Drawing by Pieter Bruegel the Elder

The Painter and The Buyer is a 1565 pen-and-ink on brown paper drawing by the Netherlandish Renaissance artist Pieter Bruegel the Elder. The alternative title is The Artist and The Connoisseur. The painter is thought to be a self-portrait of Pieter Bruegel the Elder.

==Content==
The artist holds a paint brush in his right hand, on the left past the viewer, presumably to the object he paints. A second man looks over his shoulder at the resulting picture. This work is for the viewer, however, out of panel. Bruegel is limited entirely to the presentation of two dissimilar men: the painter drawn in detail with disheveled hair, bushy eyebrows and unkempt beard, and the more vague outline reproduced viewer behind him with pince-nez, long nose and mouth slightly open.

==Interpretation==
In the Middle Ages, artists were fixed in a craft tradition supported by clients such as church, aristocracy and later the bourgeoisie.
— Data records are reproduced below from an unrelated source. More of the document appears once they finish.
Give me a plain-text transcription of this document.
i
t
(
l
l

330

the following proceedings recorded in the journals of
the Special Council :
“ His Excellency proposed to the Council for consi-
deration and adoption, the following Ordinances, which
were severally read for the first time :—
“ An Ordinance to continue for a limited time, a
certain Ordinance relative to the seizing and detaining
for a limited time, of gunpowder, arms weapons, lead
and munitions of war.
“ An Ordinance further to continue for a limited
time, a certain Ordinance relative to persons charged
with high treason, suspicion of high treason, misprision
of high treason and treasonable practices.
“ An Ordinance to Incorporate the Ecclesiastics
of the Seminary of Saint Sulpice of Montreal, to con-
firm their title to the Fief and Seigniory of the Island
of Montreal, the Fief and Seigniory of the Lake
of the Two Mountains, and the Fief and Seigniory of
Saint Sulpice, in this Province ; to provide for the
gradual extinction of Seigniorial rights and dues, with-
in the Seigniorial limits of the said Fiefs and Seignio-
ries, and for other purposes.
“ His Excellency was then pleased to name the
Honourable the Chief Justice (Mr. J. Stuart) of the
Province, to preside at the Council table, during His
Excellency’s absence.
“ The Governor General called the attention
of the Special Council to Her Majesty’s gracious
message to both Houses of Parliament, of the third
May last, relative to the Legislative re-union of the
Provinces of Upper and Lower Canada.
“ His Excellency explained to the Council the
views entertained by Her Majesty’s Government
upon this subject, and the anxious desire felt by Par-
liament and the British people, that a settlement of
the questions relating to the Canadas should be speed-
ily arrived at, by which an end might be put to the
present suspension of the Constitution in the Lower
The depiction of painter and buyer or artist and connoisseur already reflects the new humanistic concept of art, which makes the painter dependent on the subjective judgement of a connoisseur. According to Hans Ost there is an "ignorant observer" who "with his mouth stupidly open, laboriously peers through his glasses over the artist's shoulder. This is the connoisseur and amateur, as we later find him in the circle of Roman antiquarians around Philipp von Stosch"

The identity of the painter, often assumed to be a self-portrait of Bruegel, is uncertain; it is also conceivable that its a portrait of Hieronymus Bosch.